Here's the thinking. In the late 1980s, microbiologists and public-health researchers began to notice differences between rural and urban kids. Rural kids seemed less likely to develop allergies. A new idea was floated—perhaps they had been exposed to more bacteria that had helped their immune systems to "balance" themselves. This idea, often called the hygiene hypothesis, has since found support in empirical studies worldwide.
Country kids whose fingers still plunge regularly into the rich bacteria of soil (and farm animals) have fewer allergies. But it isn't just farm living: Sometimes the exposure to a wilder bacterial life can be subtle. For example, a recent study in Australia found that pregnant mothers living with dogs were less likely to have children with allergies. These studies note fundamental differences between the immune systems of dirty kids and clean kids. Conclusion: In some ways it is better to be dirty.
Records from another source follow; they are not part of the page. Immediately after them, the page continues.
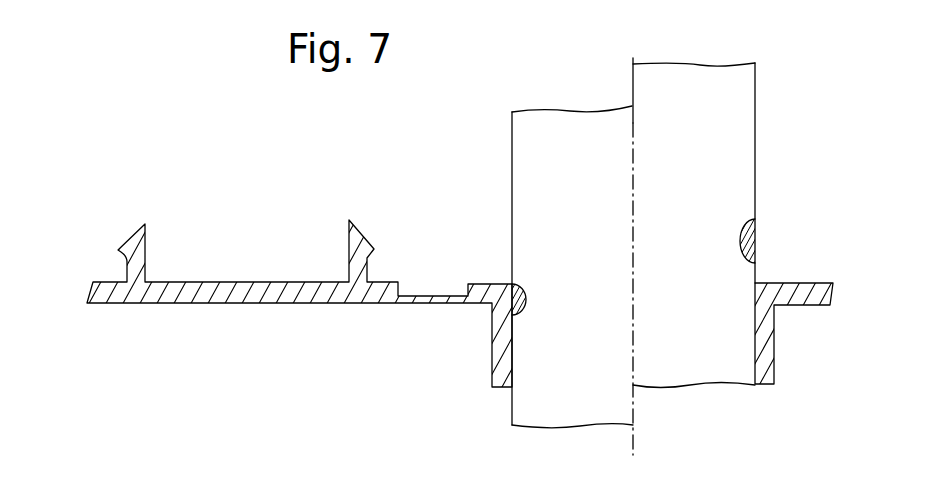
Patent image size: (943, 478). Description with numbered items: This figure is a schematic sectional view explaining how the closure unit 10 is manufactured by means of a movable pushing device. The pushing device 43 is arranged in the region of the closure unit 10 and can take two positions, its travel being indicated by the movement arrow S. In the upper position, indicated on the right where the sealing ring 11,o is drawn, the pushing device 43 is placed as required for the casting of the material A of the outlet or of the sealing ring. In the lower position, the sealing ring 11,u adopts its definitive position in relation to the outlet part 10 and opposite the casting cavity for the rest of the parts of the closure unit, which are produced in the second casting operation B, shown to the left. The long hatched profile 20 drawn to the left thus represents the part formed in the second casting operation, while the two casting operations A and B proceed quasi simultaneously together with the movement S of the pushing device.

The mounting rail / profile bar 20 is at (248, 247).
The closure unit 10 is at (578, 274).
The pushing device 43 is at (745, 157).
The sealing ring in lower position 11,u is at (534, 312).
The sealing ring in upper position 11,o is at (750, 235).
The casting operation B is at (84, 290).
The movement of the pushing devices S is at (648, 262).
The casting of material A is at (740, 241).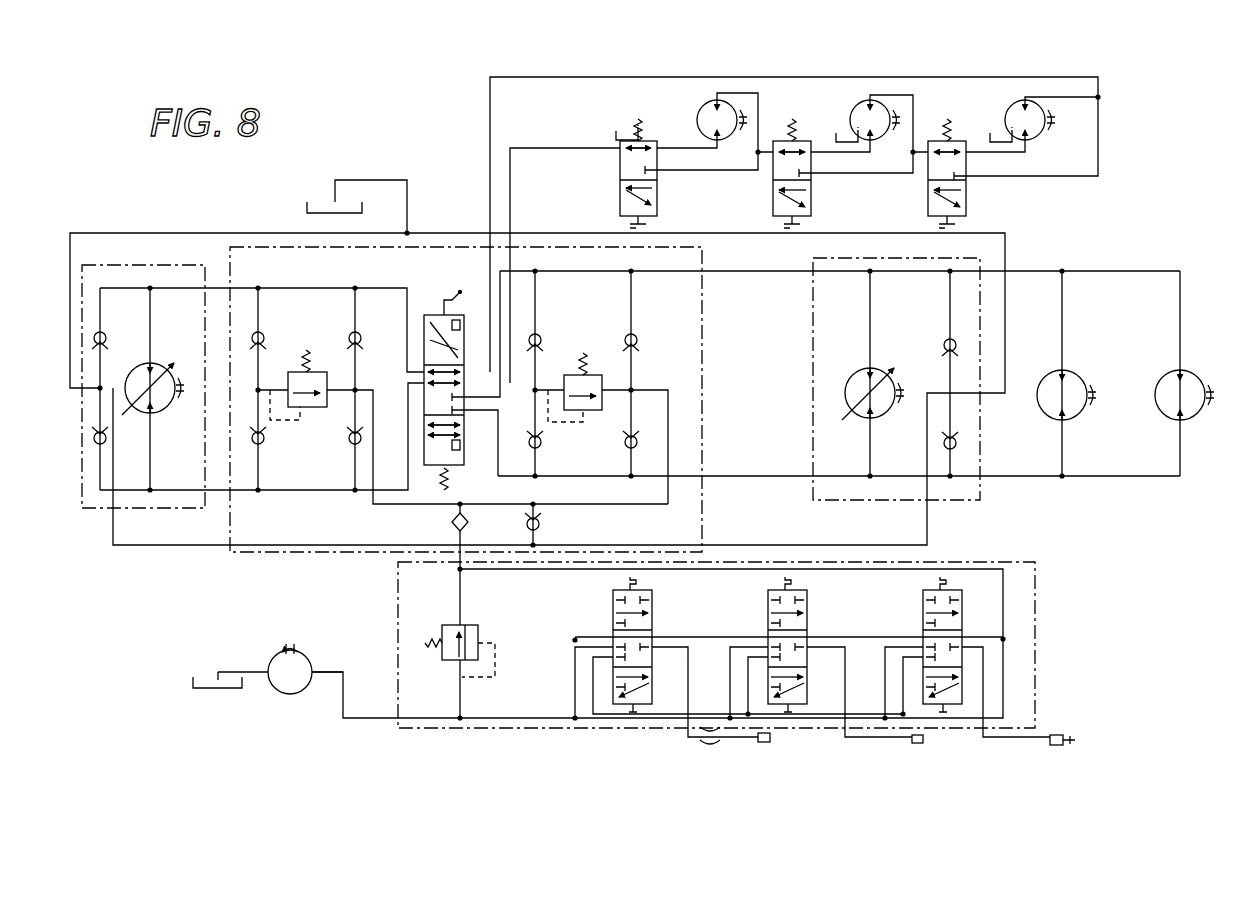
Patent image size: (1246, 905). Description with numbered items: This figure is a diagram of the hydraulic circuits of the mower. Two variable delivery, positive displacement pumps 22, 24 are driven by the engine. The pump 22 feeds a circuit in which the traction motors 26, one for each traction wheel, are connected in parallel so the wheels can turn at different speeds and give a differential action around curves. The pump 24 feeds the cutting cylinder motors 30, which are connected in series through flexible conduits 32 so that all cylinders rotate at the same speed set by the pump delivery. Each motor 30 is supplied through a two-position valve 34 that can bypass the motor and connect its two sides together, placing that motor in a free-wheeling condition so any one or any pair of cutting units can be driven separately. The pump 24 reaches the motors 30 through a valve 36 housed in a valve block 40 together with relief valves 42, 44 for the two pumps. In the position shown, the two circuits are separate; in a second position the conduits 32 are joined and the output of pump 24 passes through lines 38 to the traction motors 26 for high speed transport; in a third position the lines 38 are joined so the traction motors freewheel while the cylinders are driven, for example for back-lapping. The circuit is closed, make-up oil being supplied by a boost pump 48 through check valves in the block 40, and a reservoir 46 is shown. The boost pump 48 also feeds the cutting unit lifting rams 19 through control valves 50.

The cutting unit lifting ram 19 is at (770, 740).
The hydraulic pump 22 is at (812, 380).
The hydraulic pump 24 is at (93, 510).
The hydraulic motor 26 is at (1082, 413).
The hydraulic motor 30 is at (700, 108).
The flexible conduit 32 is at (493, 123).
The two-position valve 34 is at (657, 197).
The valve 36 is at (462, 440).
The line 38 is at (748, 277).
The valve block 40 is at (704, 430).
The relief valve 42 is at (605, 411).
The relief valve 44 is at (320, 408).
The reservoir 46 is at (321, 210).
The boost pump 48 is at (284, 690).
The control valve 50 is at (652, 613).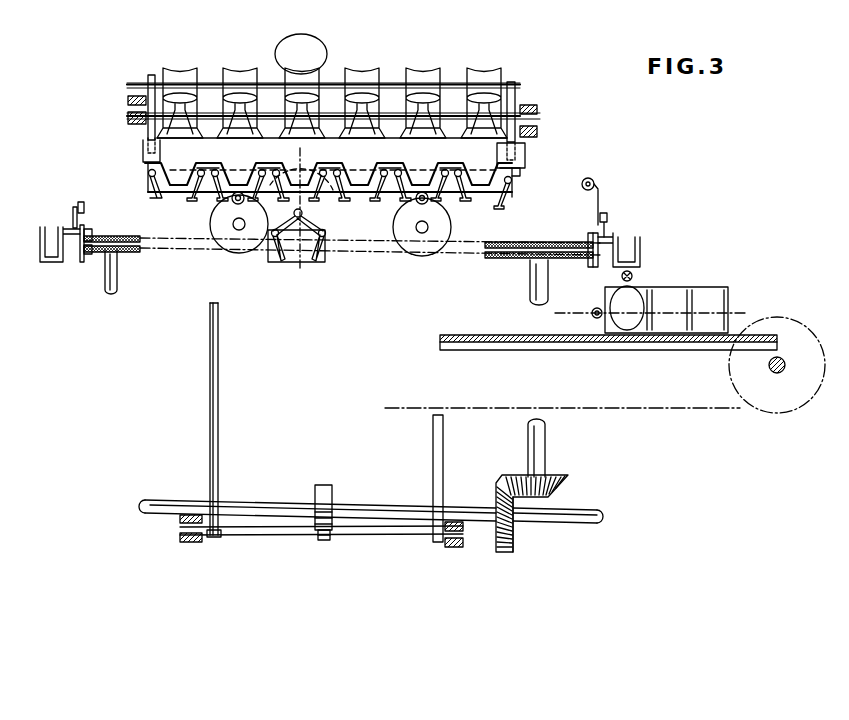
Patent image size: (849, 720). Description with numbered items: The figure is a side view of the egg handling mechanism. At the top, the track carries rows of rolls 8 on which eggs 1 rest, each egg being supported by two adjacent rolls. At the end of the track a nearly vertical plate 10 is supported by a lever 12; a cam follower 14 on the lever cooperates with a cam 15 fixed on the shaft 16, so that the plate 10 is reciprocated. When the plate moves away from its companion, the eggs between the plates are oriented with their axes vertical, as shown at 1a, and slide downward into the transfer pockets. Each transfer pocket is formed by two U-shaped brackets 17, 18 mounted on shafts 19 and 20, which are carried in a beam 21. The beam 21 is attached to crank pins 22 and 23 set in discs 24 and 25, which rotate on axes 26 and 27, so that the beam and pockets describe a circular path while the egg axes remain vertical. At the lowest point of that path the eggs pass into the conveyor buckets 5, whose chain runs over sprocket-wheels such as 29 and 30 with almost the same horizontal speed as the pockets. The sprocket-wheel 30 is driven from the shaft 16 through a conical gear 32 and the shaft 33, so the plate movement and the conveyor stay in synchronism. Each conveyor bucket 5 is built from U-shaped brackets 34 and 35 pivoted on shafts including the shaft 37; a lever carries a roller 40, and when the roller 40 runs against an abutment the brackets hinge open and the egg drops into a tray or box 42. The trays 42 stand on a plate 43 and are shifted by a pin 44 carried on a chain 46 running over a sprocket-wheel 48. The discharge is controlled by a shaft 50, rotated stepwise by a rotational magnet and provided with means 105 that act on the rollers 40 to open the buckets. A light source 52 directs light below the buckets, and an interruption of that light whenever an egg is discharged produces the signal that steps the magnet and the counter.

The egg 1 is at (280, 46).
The egg oriented with vertical axis 1a is at (318, 152).
The conveyor bucket 5 is at (52, 232).
The roll 8 is at (172, 68).
The plate 10 is at (530, 156).
The lever 12 is at (219, 380).
The cam follower 14 is at (330, 536).
The cam 15 is at (324, 485).
The shaft 16 is at (259, 500).
The U-shaped bracket 17 is at (465, 204).
The U-shaped bracket 18 is at (504, 208).
The shaft 19 is at (459, 173).
The shaft 20 is at (516, 180).
The beam 21 is at (146, 182).
The crank pin 22 is at (232, 202).
The crank pin 23 is at (416, 203).
The disc 24 is at (240, 254).
The disc 25 is at (442, 256).
The axis 26 is at (236, 230).
The axis 27 is at (420, 233).
The sprocket-wheel 29 is at (136, 255).
The sprocket-wheel 30 is at (494, 258).
The conical gear 32 is at (568, 477).
The shaft 33 is at (527, 434).
The U-shaped bracket 34 is at (283, 262).
The U-shaped bracket 35 is at (314, 262).
The shaft 37 is at (330, 232).
The roller 40 is at (79, 204).
The tray or box 42 is at (706, 287).
The plate 43 is at (622, 346).
The pin 44 is at (592, 311).
The chain 46 is at (683, 411).
The sprocket-wheel 48 is at (812, 394).
The shaft 50 is at (583, 187).
The light source 52 is at (633, 275).
The bucket opening means 105 is at (589, 178).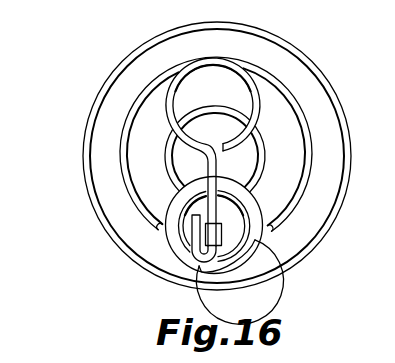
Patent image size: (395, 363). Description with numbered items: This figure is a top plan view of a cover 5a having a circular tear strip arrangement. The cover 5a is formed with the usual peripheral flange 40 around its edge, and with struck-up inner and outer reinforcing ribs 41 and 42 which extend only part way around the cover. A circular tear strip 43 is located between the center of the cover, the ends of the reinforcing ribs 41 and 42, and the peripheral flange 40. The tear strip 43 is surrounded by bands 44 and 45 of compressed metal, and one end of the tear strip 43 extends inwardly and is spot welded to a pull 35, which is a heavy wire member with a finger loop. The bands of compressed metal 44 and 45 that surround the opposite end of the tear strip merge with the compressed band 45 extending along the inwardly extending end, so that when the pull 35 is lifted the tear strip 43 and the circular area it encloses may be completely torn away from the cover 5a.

The cover 5a is at (82, 126).
The peripheral flange 40 is at (310, 38).
The outer reinforcing rib 42 is at (285, 95).
The inner reinforcing rib 41 is at (254, 137).
The pull 35 is at (168, 165).
The band of compressed metal 45 is at (263, 220).
The circular tear strip 43 is at (255, 234).
The band of compressed metal 44 is at (245, 210).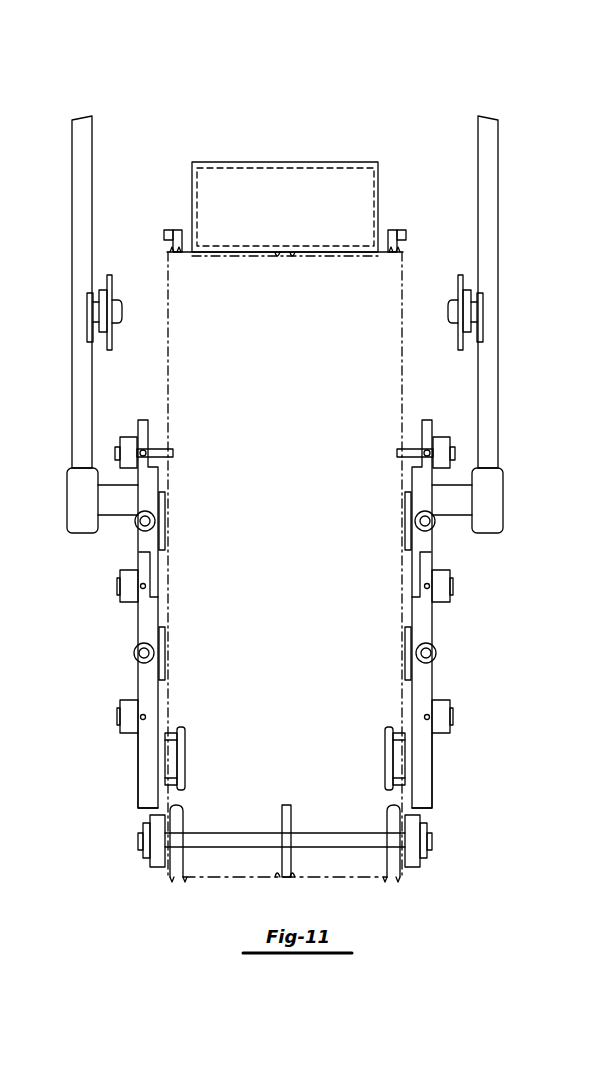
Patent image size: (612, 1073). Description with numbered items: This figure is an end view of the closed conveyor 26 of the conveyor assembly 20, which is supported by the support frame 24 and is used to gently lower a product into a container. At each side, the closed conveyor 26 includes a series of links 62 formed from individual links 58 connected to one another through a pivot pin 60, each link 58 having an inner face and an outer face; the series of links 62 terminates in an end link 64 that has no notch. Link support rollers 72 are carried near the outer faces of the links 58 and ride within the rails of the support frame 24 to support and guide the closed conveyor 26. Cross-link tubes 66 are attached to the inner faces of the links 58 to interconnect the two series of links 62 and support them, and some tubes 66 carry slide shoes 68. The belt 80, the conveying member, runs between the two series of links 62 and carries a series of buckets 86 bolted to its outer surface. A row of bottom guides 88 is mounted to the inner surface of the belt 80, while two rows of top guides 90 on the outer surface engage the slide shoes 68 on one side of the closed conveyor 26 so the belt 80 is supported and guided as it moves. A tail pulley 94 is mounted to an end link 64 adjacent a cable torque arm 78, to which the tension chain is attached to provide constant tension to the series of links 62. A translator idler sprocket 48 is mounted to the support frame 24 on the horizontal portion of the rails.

The conveyor assembly 20 is at (347, 110).
The support frame 24 is at (80, 420).
The closed conveyor 26 is at (137, 540).
The translator idler sprocket 48 is at (110, 275).
The link 58 is at (153, 615).
The pivot pin 60 is at (158, 450).
The series of links 62 is at (174, 575).
The end link 64 is at (138, 757).
The cross-link tube 66 is at (262, 838).
The slide shoe 68 is at (170, 230).
The link support roller 72 is at (118, 715).
The cable torque arm 78 is at (420, 860).
The belt 80 is at (200, 322).
The bucket 86 is at (290, 175).
The bottom guide 88 is at (278, 262).
The top guide 90 is at (165, 252).
The tail pulley 94 is at (178, 805).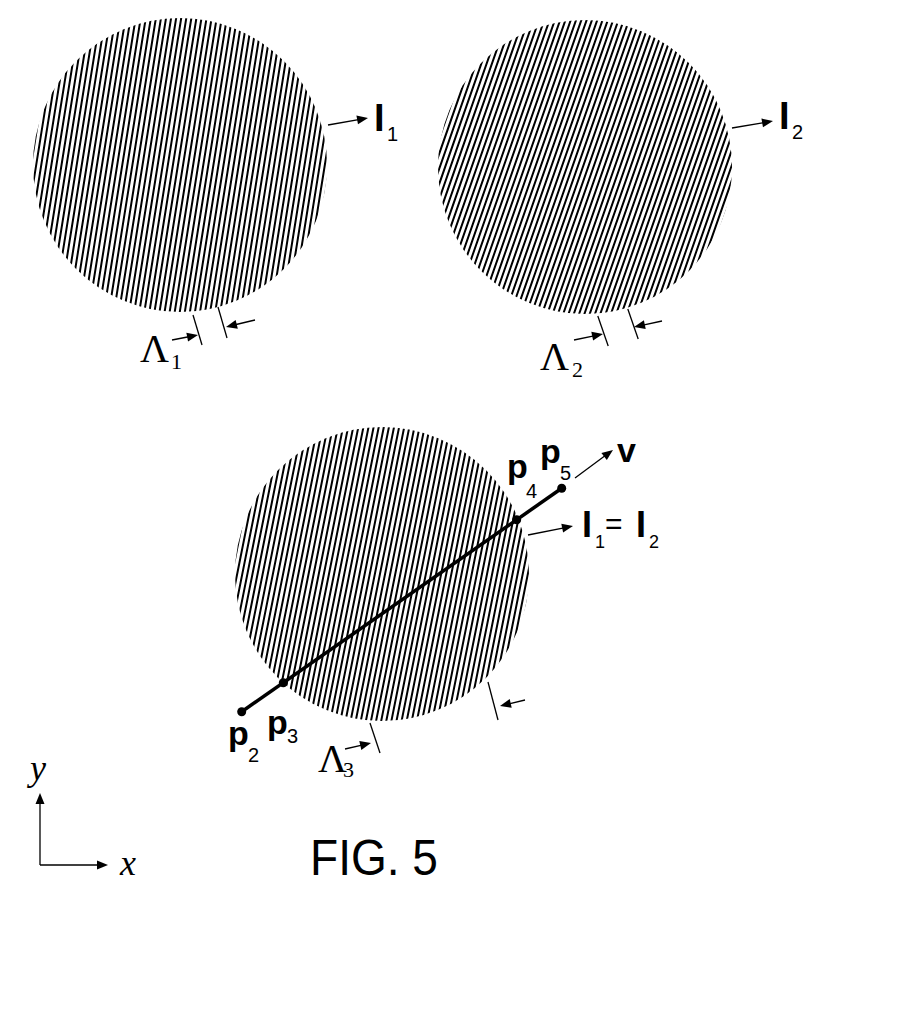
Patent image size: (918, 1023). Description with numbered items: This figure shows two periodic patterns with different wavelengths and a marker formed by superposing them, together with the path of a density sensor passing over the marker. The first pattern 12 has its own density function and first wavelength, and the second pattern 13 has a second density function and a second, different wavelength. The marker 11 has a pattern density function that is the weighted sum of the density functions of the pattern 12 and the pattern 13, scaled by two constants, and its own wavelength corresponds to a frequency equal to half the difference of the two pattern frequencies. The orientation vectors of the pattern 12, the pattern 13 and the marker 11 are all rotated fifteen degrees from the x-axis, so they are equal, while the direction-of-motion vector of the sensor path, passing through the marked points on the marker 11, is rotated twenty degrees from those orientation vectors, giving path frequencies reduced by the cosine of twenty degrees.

The marker 11 is at (285, 476).
The pattern 12 is at (277, 271).
The pattern 13 is at (690, 268).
More recently, a new version of the hygiene hypothesis has suggested that it isn't just large numbers of bacteria that it is good to be exposed to but, rather, many kinds of bacteria. Our immune system needs to be exposed to many species in order to sort the good from the bad. Without such exposure, argues this "biodiversity" version, mistakes get made. The immune system, in not having seen enough of the world, doesn't know quite what to attack. It attacks pollen. It attacks us.
This made me sit up and take notice. There are, I realized, many separate fields of science in which the failure to be exposed to good species or even just a diversity of species is believed to make us sick.
The "worm hypothesis" argues that our bodies evolved with parasitic worms as a dependable presence, and that for some individuals the absence of such worms causes the immune system to overreact, leading to autoimmune diseases such as Crohn's, multiple sclerosis, and asthma. The nature deficit hypothesis, on the other hand, argues that lack of exposure to nature in our city environments causes psychological problems in children who then suffer from any of a variety of behavioral and other problems. This is country cousin to the biophilia hypothesis, which suggests an innate fondness for nature and biodiversity, which both bring us benefits and, in their absence, costs.
All of these relate to the much older and well-accepted "deficiency" model, which correctly states that diseases such as scurvy are caused by the absence of whole classes of species (and their nutrients) in our diets.
What seems to have gone pretty much unremarked is that these ideas all suggest ways in which the absence of beneficial or historically common species in our lives can make us sick. In a way, taken together these ideas make up the obverse of the germ theory of disease; if the germ theory is about bad species being present, these hypotheses are all about good species that have gone missing.